Die Landungsboote waren zudem im Sommer kurzfristig zu medialer Berühmtheit gelangt: Ein Boot, vorgesehen war die Lachs, war als eine der möglichen Unterstützungsmaßnahmen der Bundeswehr für den G20-Gipfel in Hamburg angefragt worden.

(Archivbild 2009: Landungsboot Schlei – mit freundlicher Genehmigung von Helwin Scharn)
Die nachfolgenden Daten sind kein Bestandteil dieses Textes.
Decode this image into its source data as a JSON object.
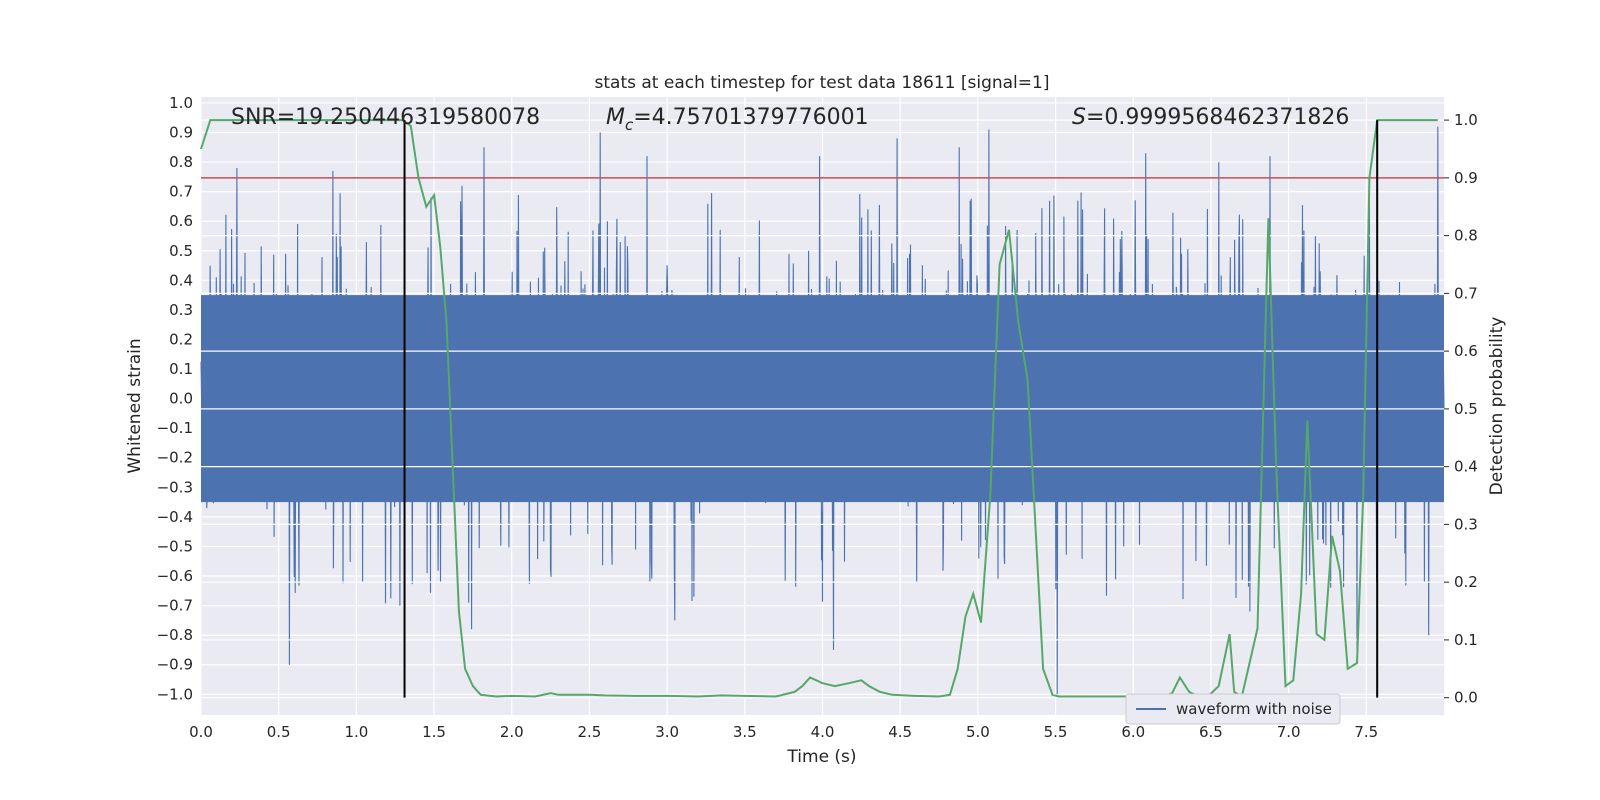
{
  "chart_data": {
    "type": "line",
    "title": "stats at each timestep for test data 18611 [signal=1]",
    "xlabel": "Time (s)",
    "ylabel": "Whitened strain",
    "y2label": "Detection probability",
    "xlim": [
      0.0,
      8.0
    ],
    "ylim": [
      -1.07,
      1.02
    ],
    "y2lim": [
      -0.03,
      1.04
    ],
    "xticks": [
      "0.0",
      "0.5",
      "1.0",
      "1.5",
      "2.0",
      "2.5",
      "3.0",
      "3.5",
      "4.0",
      "4.5",
      "5.0",
      "5.5",
      "6.0",
      "6.5",
      "7.0",
      "7.5"
    ],
    "yticks": [
      "1.0",
      "0.9",
      "0.8",
      "0.7",
      "0.6",
      "0.5",
      "0.4",
      "0.3",
      "0.2",
      "0.1",
      "0.0",
      "-0.1",
      "-0.2",
      "-0.3",
      "-0.4",
      "-0.5",
      "-0.6",
      "-0.7",
      "-0.8",
      "-0.9",
      "-1.0"
    ],
    "y2ticks": [
      "1.0",
      "0.9",
      "0.8",
      "0.7",
      "0.6",
      "0.5",
      "0.4",
      "0.3",
      "0.2",
      "0.1",
      "0.0"
    ],
    "annotations": {
      "snr": "SNR=19.250446319580078",
      "mc_symbol": "M",
      "mc_sub": "c",
      "mc_value": "=4.75701379776001",
      "s_symbol": "S",
      "s_value": "=0.9999568462371826"
    },
    "threshold": {
      "axis": "right",
      "value": 0.9,
      "color": "#c44e52"
    },
    "vertical_markers": {
      "x": [
        1.31,
        7.57
      ],
      "y2_range": [
        0.0,
        1.0
      ],
      "color": "#000000"
    },
    "series": [
      {
        "name": "waveform with noise",
        "axis": "left",
        "color": "#4c72b0",
        "description": "dense noisy strain waveform sampled across 0-8 s",
        "envelope_core": [
          -0.35,
          0.35
        ],
        "peaks_x": [
          0.23,
          0.85,
          1.68,
          1.82,
          2.57,
          2.87,
          3.98,
          4.48,
          4.88,
          5.07,
          6.08,
          6.55,
          6.88,
          7.52,
          7.96
        ],
        "peaks_y": [
          0.78,
          0.77,
          0.72,
          0.85,
          0.9,
          0.82,
          0.82,
          0.88,
          0.85,
          0.91,
          0.83,
          0.8,
          0.82,
          0.72,
          0.92
        ],
        "troughs_x": [
          0.57,
          1.28,
          1.74,
          3.05,
          4.07,
          5.51,
          6.75,
          7.44,
          7.9
        ],
        "troughs_y": [
          -0.9,
          -0.7,
          -0.78,
          -0.75,
          -0.85,
          -1.0,
          -0.72,
          -0.85,
          -0.8
        ]
      },
      {
        "name": "detection probability",
        "axis": "right",
        "color": "#55a868",
        "x": [
          0.0,
          0.06,
          0.12,
          0.25,
          0.5,
          0.75,
          1.0,
          1.2,
          1.3,
          1.35,
          1.4,
          1.45,
          1.5,
          1.54,
          1.58,
          1.62,
          1.66,
          1.7,
          1.75,
          1.8,
          1.9,
          2.0,
          2.15,
          2.25,
          2.3,
          2.5,
          2.6,
          2.8,
          3.0,
          3.2,
          3.35,
          3.5,
          3.7,
          3.82,
          3.87,
          3.92,
          4.0,
          4.08,
          4.17,
          4.25,
          4.3,
          4.37,
          4.45,
          4.6,
          4.75,
          4.82,
          4.87,
          4.92,
          4.97,
          5.02,
          5.08,
          5.14,
          5.2,
          5.26,
          5.32,
          5.42,
          5.48,
          5.52,
          5.6,
          5.8,
          6.0,
          6.2,
          6.25,
          6.3,
          6.36,
          6.42,
          6.48,
          6.55,
          6.62,
          6.65,
          6.68,
          6.7,
          6.8,
          6.87,
          6.92,
          6.98,
          7.03,
          7.08,
          7.12,
          7.18,
          7.23,
          7.28,
          7.33,
          7.38,
          7.44,
          7.48,
          7.52,
          7.57,
          7.62,
          7.66,
          7.72,
          7.8,
          7.96
        ],
        "y": [
          0.95,
          1.0,
          1.0,
          1.0,
          1.0,
          1.0,
          1.0,
          1.0,
          1.0,
          0.99,
          0.9,
          0.85,
          0.87,
          0.78,
          0.65,
          0.4,
          0.15,
          0.05,
          0.02,
          0.005,
          0.002,
          0.003,
          0.002,
          0.008,
          0.005,
          0.005,
          0.004,
          0.003,
          0.003,
          0.002,
          0.004,
          0.003,
          0.002,
          0.01,
          0.02,
          0.035,
          0.025,
          0.02,
          0.025,
          0.03,
          0.02,
          0.01,
          0.005,
          0.003,
          0.002,
          0.005,
          0.05,
          0.14,
          0.18,
          0.13,
          0.35,
          0.75,
          0.81,
          0.65,
          0.55,
          0.05,
          0.005,
          0.002,
          0.002,
          0.002,
          0.002,
          0.002,
          0.008,
          0.035,
          0.01,
          0.002,
          0.002,
          0.02,
          0.11,
          0.01,
          0.005,
          0.003,
          0.12,
          0.83,
          0.4,
          0.02,
          0.03,
          0.18,
          0.48,
          0.11,
          0.1,
          0.28,
          0.22,
          0.05,
          0.06,
          0.35,
          0.9,
          1.0,
          1.0,
          1.0,
          1.0,
          1.0,
          1.0
        ]
      }
    ],
    "legend": {
      "placement": "lower-center-right",
      "entries": [
        "waveform with noise"
      ]
    }
  }
}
35 Gedanken zu „Landungsboot Schlei: Noch im Dienst und schon abgewrackt

  1. Ich denke, das ist ein symptomatisches Beispiel für den Zustand des Materials der Bundeswehr.

    Was wird man wohl bei der anstehenden Neugründung der Bundeswehr als Nachfolger beschaffen? Ein paar LCACs?

  2. Was plant die Marine als Ersatz?? Oder wird es / sind keine Fähigkeiten zur Anlandung von Truppen an einer BLZ vorgesehen??

  3. @Fritz
    Ersatz? Das wage ich ja gar nicht erst zu träumen, dass die Bundeswehr nach 60 Jahren mal wieder neues ambhibisches Großgerät anschafft. Daher ist Seebataillon ist doch jetzt dem nierdeländischen Korps Mariniers unterstellt. Die haben auch entsprechendes Gerät.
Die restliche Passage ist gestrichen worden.